Again the caravan catches up to us and the man explains that the women had gone to Bubisa to get water, some 20 km away.
Before our rice is cooked our grizzled observer gets up. He points over the hill and shows me he's going off to bring in some camels for the night. He walks off with his stick over his shoulders, white turban and green and white sarong blowing in the wind. His sandals made from old tire leave indistinct footprints in the sand. I still wonder what he eats.
We're on the worst part of the road now. Rarely do I ride more than 100 meters without one or both of my wheels slipping out on the loose rock. I look ahead and there's only rock, no track that looks passable. The wind is still my enemy, broadsiding me, pushing me out of whatever path I find and into the rocks which jump out of the way and deny me foundation. Again and again I jump off and try to catch the bike before it further demolishes the bread.
It's a challenge - the road, the heavy bike, the wind, the sun, the nothingness. Physically, mentally, emotionally a challenge. But the real challenge is to let go of the anger, the frustration and enjoy where you are and what you are doing. If you can manage to put yourself in the moment, in perspective, it even becomes enjoyable. The wind, the rock, the solitude; you appreciate them for what they are. Ethiopia will come before we know it. Perhaps we'll miss the
quiet straight road and the difficult but uncomplicated task of following it.
We take a long break, eat a little, read a little. It's a reminder not to go to fast. There's no shade though. A falcon calls from the only tree.
When we go again the wind has stopped and for a little while it's easier to ride. But with no wind it's hard to stay cool and the sweat that dripped down my face before now cascades. Nothing is purely good or bad.

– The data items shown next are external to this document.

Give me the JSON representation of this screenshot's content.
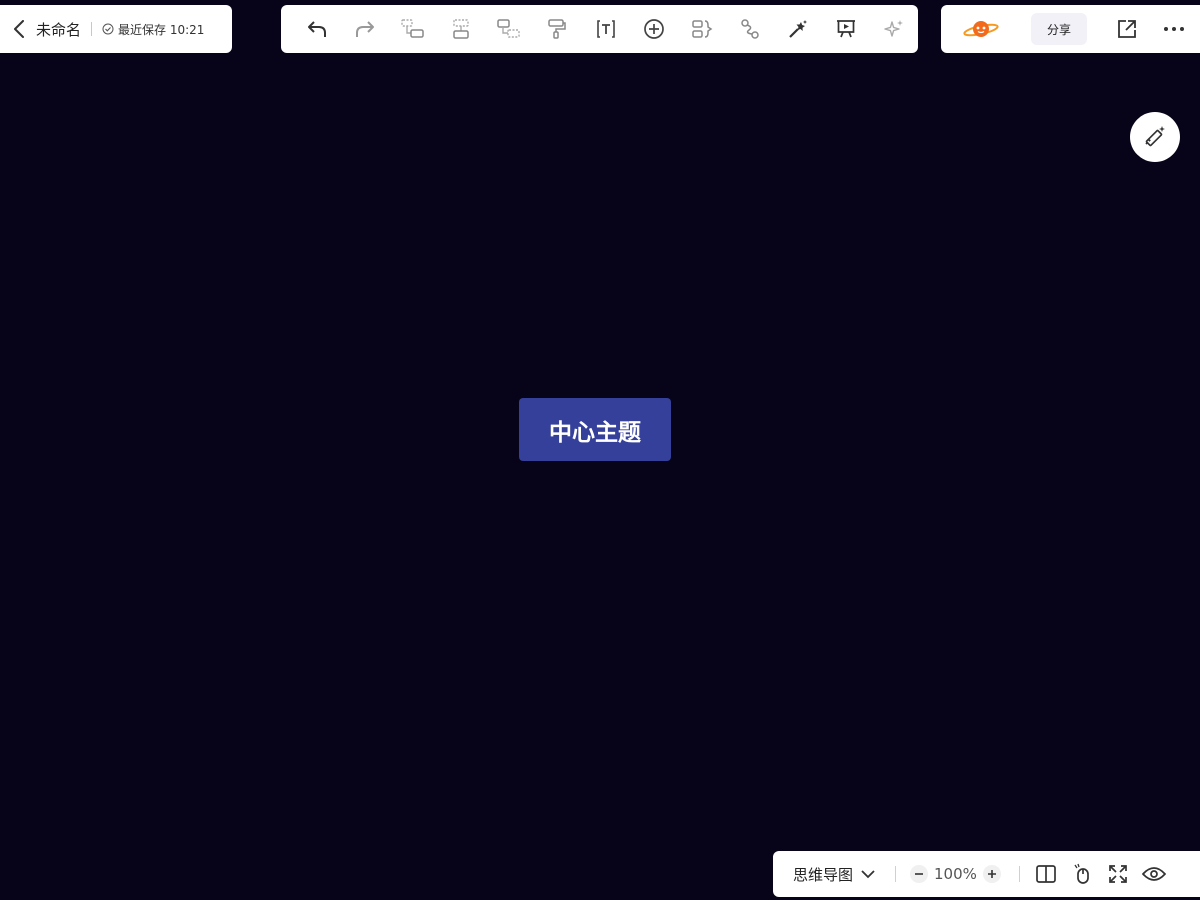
{
  "header": {
    "title": "未命名",
    "save_status": "最近保存 10:21"
  },
  "toolbar": {
    "items": [
      {
        "name": "undo-icon"
      },
      {
        "name": "redo-icon"
      },
      {
        "name": "add-child-topic-icon"
      },
      {
        "name": "add-sibling-topic-icon"
      },
      {
        "name": "add-parent-topic-icon"
      },
      {
        "name": "format-painter-icon"
      },
      {
        "name": "text-icon"
      },
      {
        "name": "insert-plus-icon"
      },
      {
        "name": "summary-icon"
      },
      {
        "name": "relation-line-icon"
      },
      {
        "name": "style-magic-icon"
      },
      {
        "name": "presentation-icon"
      },
      {
        "name": "ai-sparkle-icon"
      }
    ]
  },
  "right_header": {
    "share_label": "分享"
  },
  "canvas": {
    "center_topic": "中心主题",
    "background": "#070419",
    "node_color": "#34409a"
  },
  "bottom_bar": {
    "mode_label": "思维导图",
    "zoom": "100%"
  }
}
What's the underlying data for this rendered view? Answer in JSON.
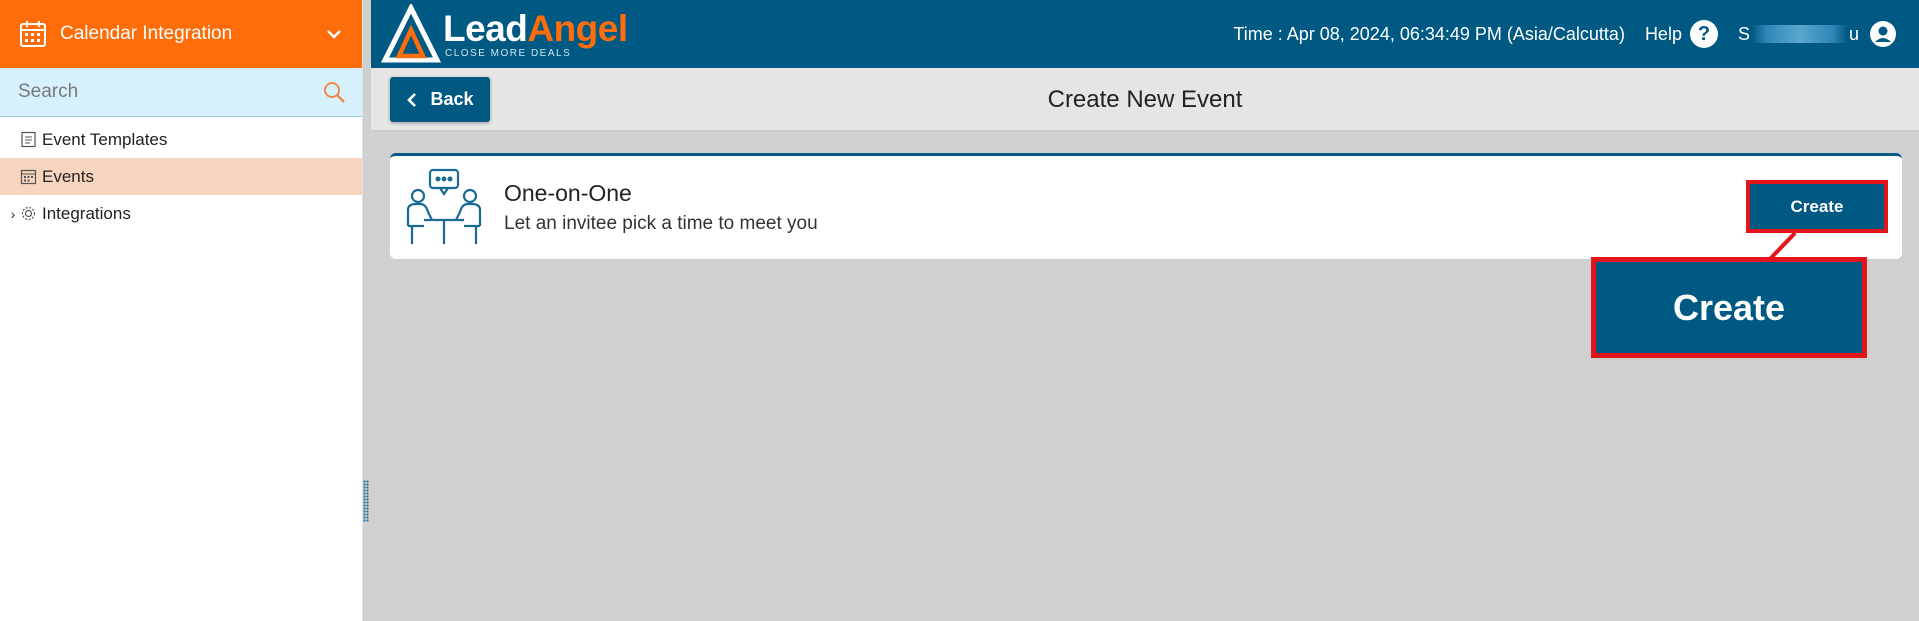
{
  "sidebar": {
    "module_title": "Calendar Integration",
    "search_placeholder": "Search",
    "items": [
      {
        "label": "Event Templates"
      },
      {
        "label": "Events"
      },
      {
        "label": "Integrations"
      }
    ]
  },
  "topbar": {
    "logo_lead": "Lead",
    "logo_angel": "Angel",
    "logo_tagline": "CLOSE MORE DEALS",
    "time": "Time : Apr 08, 2024, 06:34:49 PM (Asia/Calcutta)",
    "help_label": "Help",
    "user_first": "S",
    "user_last": "u"
  },
  "subheader": {
    "back_label": "Back",
    "title": "Create New Event"
  },
  "card": {
    "title": "One-on-One",
    "subtitle": "Let an invitee pick a time to meet you",
    "create_label": "Create"
  },
  "callout": {
    "label": "Create"
  },
  "colors": {
    "brand_blue": "#005983",
    "brand_orange": "#ff6d0a",
    "highlight_red": "#e4141b",
    "active_row": "#f7d4bd"
  }
}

The next night another Gabra chats with us while we cook. He speaks good English, so I finally figure out what they eat. They eat meat. Goat meat, cow meat, camel meat (it tastes like beef, he says). They drink milk and blood. That answers one question, but raises another. What do the cows, goats and camels eat? Rocks?

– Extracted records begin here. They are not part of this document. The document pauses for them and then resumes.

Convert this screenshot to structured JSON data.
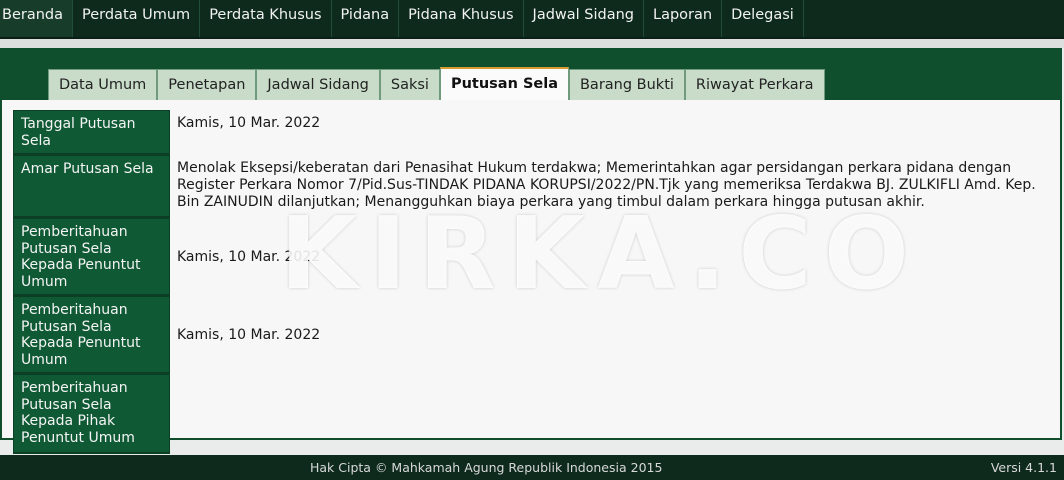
{
  "nav": {
    "items": [
      "Beranda",
      "Perdata Umum",
      "Perdata Khusus",
      "Pidana",
      "Pidana Khusus",
      "Jadwal Sidang",
      "Laporan",
      "Delegasi"
    ]
  },
  "tabs": [
    "Data Umum",
    "Penetapan",
    "Jadwal Sidang",
    "Saksi",
    "Putusan Sela",
    "Barang Bukti",
    "Riwayat Perkara"
  ],
  "active_tab": "Putusan Sela",
  "rows": [
    {
      "label": "Tanggal Putusan Sela",
      "value": "Kamis, 10 Mar. 2022"
    },
    {
      "label": "Amar Putusan Sela",
      "value": "Menolak Eksepsi/keberatan dari Penasihat Hukum terdakwa; Memerintahkan agar persidangan perkara pidana dengan Register Perkara Nomor 7/Pid.Sus-TINDAK PIDANA KORUPSI/2022/PN.Tjk yang memeriksa Terdakwa BJ. ZULKIFLI Amd. Kep. Bin ZAINUDIN dilanjutkan; Menangguhkan biaya perkara yang timbul dalam perkara hingga putusan akhir."
    },
    {
      "label": "Pemberitahuan Putusan Sela Kepada Penuntut Umum",
      "value": "Kamis, 10 Mar. 2022"
    },
    {
      "label": "Pemberitahuan Putusan Sela Kepada Penuntut Umum",
      "value": "Kamis, 10 Mar. 2022"
    },
    {
      "label": "Pemberitahuan Putusan Sela Kepada Pihak Penuntut Umum",
      "value": ""
    }
  ],
  "watermark": "KIRKA.CO",
  "footer": {
    "copyright": "Hak Cipta © Mahkamah Agung Republik Indonesia 2015",
    "version": "Versi 4.1.1"
  },
  "colors": {
    "nav_bg": "#0d2a1c",
    "brand_green": "#0f5a35",
    "tab_bg": "#c9dcc9",
    "active_tab_accent": "#d79b2f"
  }
}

In the morning we start to get out of the desert. The road is starting to improve and there are plants again. Some of them are even green. Ahead of us the Ethiopian highlands beckon blue in the distance.

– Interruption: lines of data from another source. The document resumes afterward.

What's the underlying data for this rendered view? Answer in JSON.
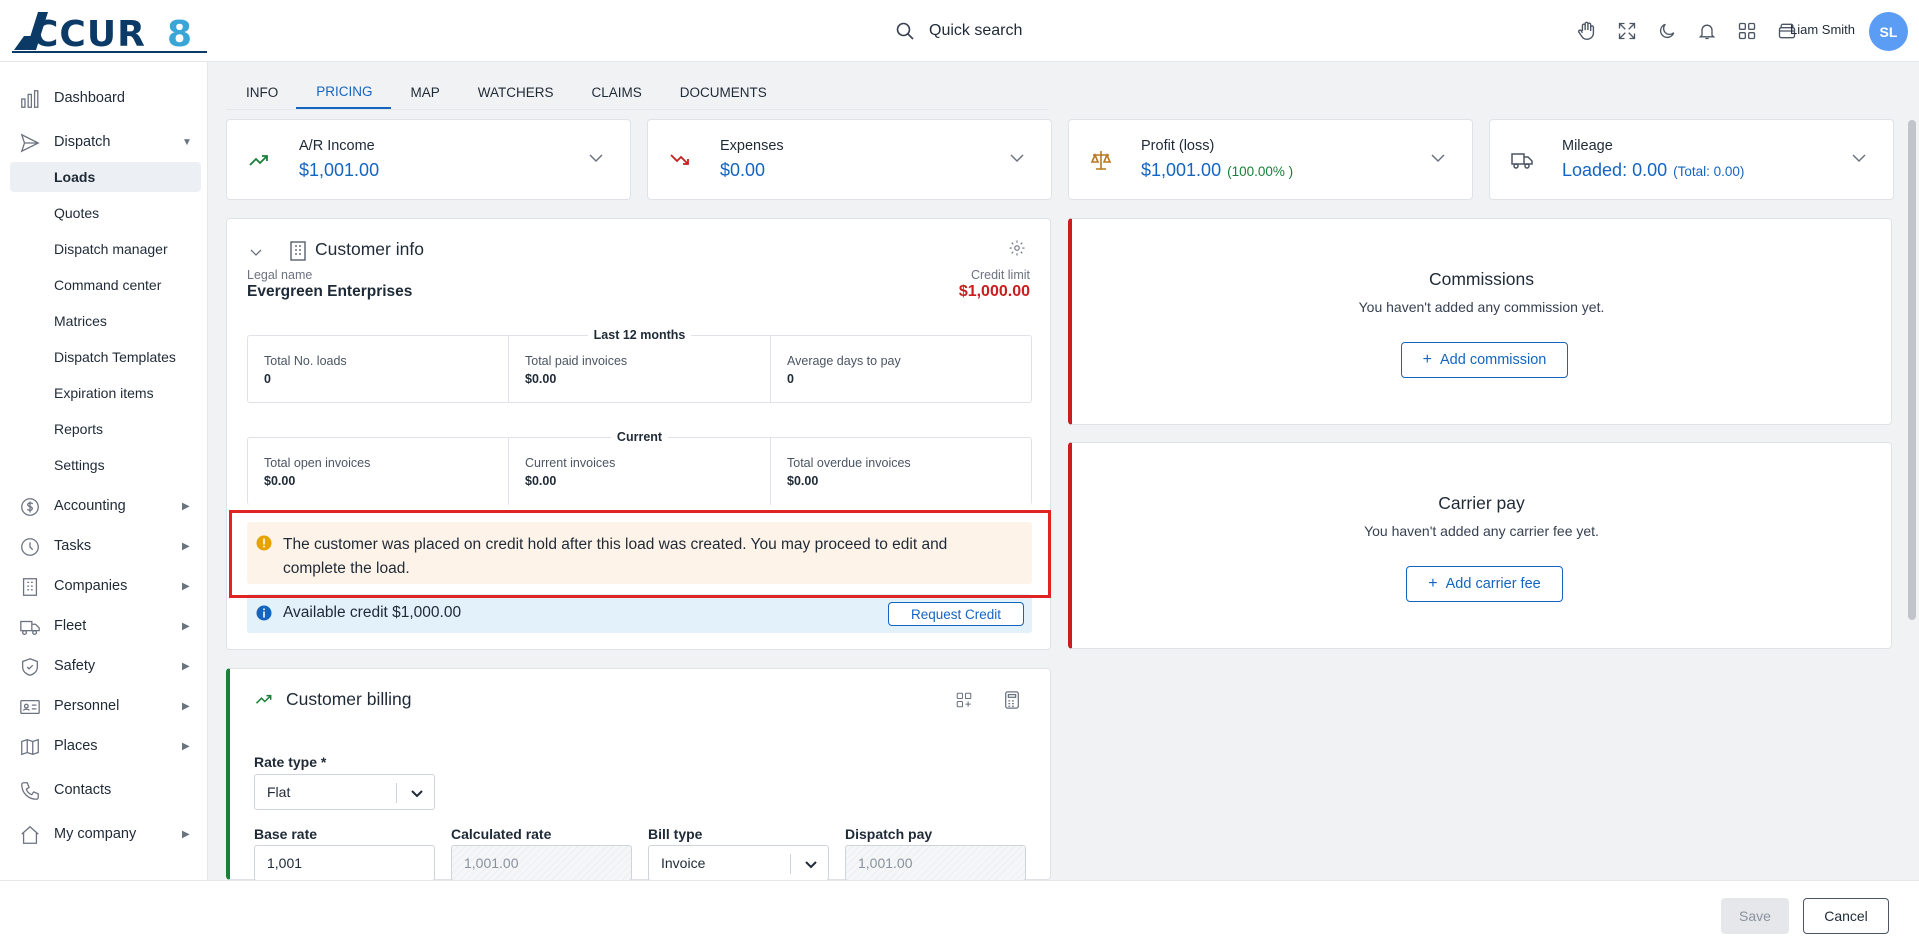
{
  "header": {
    "search_label": "Quick search",
    "user_name": "Liam Smith",
    "user_initials": "SL"
  },
  "sidebar": {
    "items": [
      {
        "label": "Dashboard"
      },
      {
        "label": "Dispatch"
      },
      {
        "label": "Accounting"
      },
      {
        "label": "Tasks"
      },
      {
        "label": "Companies"
      },
      {
        "label": "Fleet"
      },
      {
        "label": "Safety"
      },
      {
        "label": "Personnel"
      },
      {
        "label": "Places"
      },
      {
        "label": "Contacts"
      },
      {
        "label": "My company"
      }
    ],
    "dispatch_sub": [
      "Loads",
      "Quotes",
      "Dispatch manager",
      "Command center",
      "Matrices",
      "Dispatch Templates",
      "Expiration items",
      "Reports",
      "Settings"
    ]
  },
  "tabs": [
    "INFO",
    "PRICING",
    "MAP",
    "WATCHERS",
    "CLAIMS",
    "DOCUMENTS"
  ],
  "summary": {
    "ar_income": {
      "title": "A/R Income",
      "value": "$1,001.00"
    },
    "expenses": {
      "title": "Expenses",
      "value": "$0.00"
    },
    "profit": {
      "title": "Profit (loss)",
      "value": "$1,001.00",
      "percent": "(100.00% )"
    },
    "mileage": {
      "title": "Mileage",
      "value": "Loaded: 0.00",
      "total": "(Total: 0.00)"
    }
  },
  "customer_info": {
    "title": "Customer info",
    "legal_name_label": "Legal name",
    "legal_name": "Evergreen Enterprises",
    "credit_limit_label": "Credit limit",
    "credit_limit": "$1,000.00",
    "last12_caption": "Last 12 months",
    "last12": [
      {
        "label": "Total No. loads",
        "value": "0"
      },
      {
        "label": "Total paid invoices",
        "value": "$0.00"
      },
      {
        "label": "Average days to pay",
        "value": "0"
      }
    ],
    "current_caption": "Current",
    "current": [
      {
        "label": "Total open invoices",
        "value": "$0.00"
      },
      {
        "label": "Current invoices",
        "value": "$0.00"
      },
      {
        "label": "Total overdue invoices",
        "value": "$0.00"
      }
    ],
    "warning": "The customer was placed on credit hold after this load was created. You may proceed to edit and complete the load.",
    "available_credit": "Available credit $1,000.00",
    "request_credit_label": "Request Credit"
  },
  "commissions": {
    "title": "Commissions",
    "empty_text": "You haven't added any commission yet.",
    "button": "Add commission"
  },
  "carrier_pay": {
    "title": "Carrier pay",
    "empty_text": "You haven't added any carrier fee yet.",
    "button": "Add carrier fee"
  },
  "billing": {
    "title": "Customer billing",
    "rate_type_label": "Rate type *",
    "rate_type_value": "Flat",
    "base_rate_label": "Base rate",
    "base_rate_value": "1,001",
    "calculated_rate_label": "Calculated rate",
    "calculated_rate_value": "1,001.00",
    "bill_type_label": "Bill type",
    "bill_type_value": "Invoice",
    "dispatch_pay_label": "Dispatch pay",
    "dispatch_pay_value": "1,001.00"
  },
  "footer": {
    "save_label": "Save",
    "cancel_label": "Cancel"
  },
  "colors": {
    "accent": "#1565c0",
    "danger": "#c81e1e",
    "success": "#188038",
    "warning_icon": "#e8a300"
  }
}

By our last night in Kenya the desert has become bush. As the vegetation increased so did the people. With scarcely a moment unobserved, we dash off into the trees to find a place to sleep.
Even a relatively secluded spot is crisscrossed by livestock trails. We hear camel trains in the woods as we cook and by the time we bed down they're very close. We can hear the whistles and coos of the herders, the dull jangle of camel bells and the low, groaning bellow of the camels themselves. They make an unearthly-sounding procession and it even smells like a zoo.
Occasionally there's a loud hollow "thwack" as the herders swat their livestock with their sticks. In this way one group strolls past so close I can hear their footsteps and see the necks of the camels above the bushes. We must be found out, I thought.
Sure enough, a small animal comes rustling through the bushes towards us. It must be one of their dogs. What will it do? Bark and give us away? Snap at us? For a second it looks like it might head back to the group, though surely it sees us for it is but 10 feet away.
Then it freezes and as my eyes adjust I begin to see that it is not a dog. Still as it sits, it looks just like a prickly bush, and I realize what it is.
I sit up to see if my motion will scare the porcupine away, but it must feel safe with its protective covering. Before long it waddles off away from the camel train.
The herders never find us, though they pass just meters from our bikes.
We're finished with Kenya. I think back to that solitary bird and his song in the wilderness. His reminder that the end, though still far away, is approaching makes my bruised palms and the welt on my thigh (from a particularly nasty fall) seem nostalgic. The road was rough
and long but I wouldn't have missed it for anything.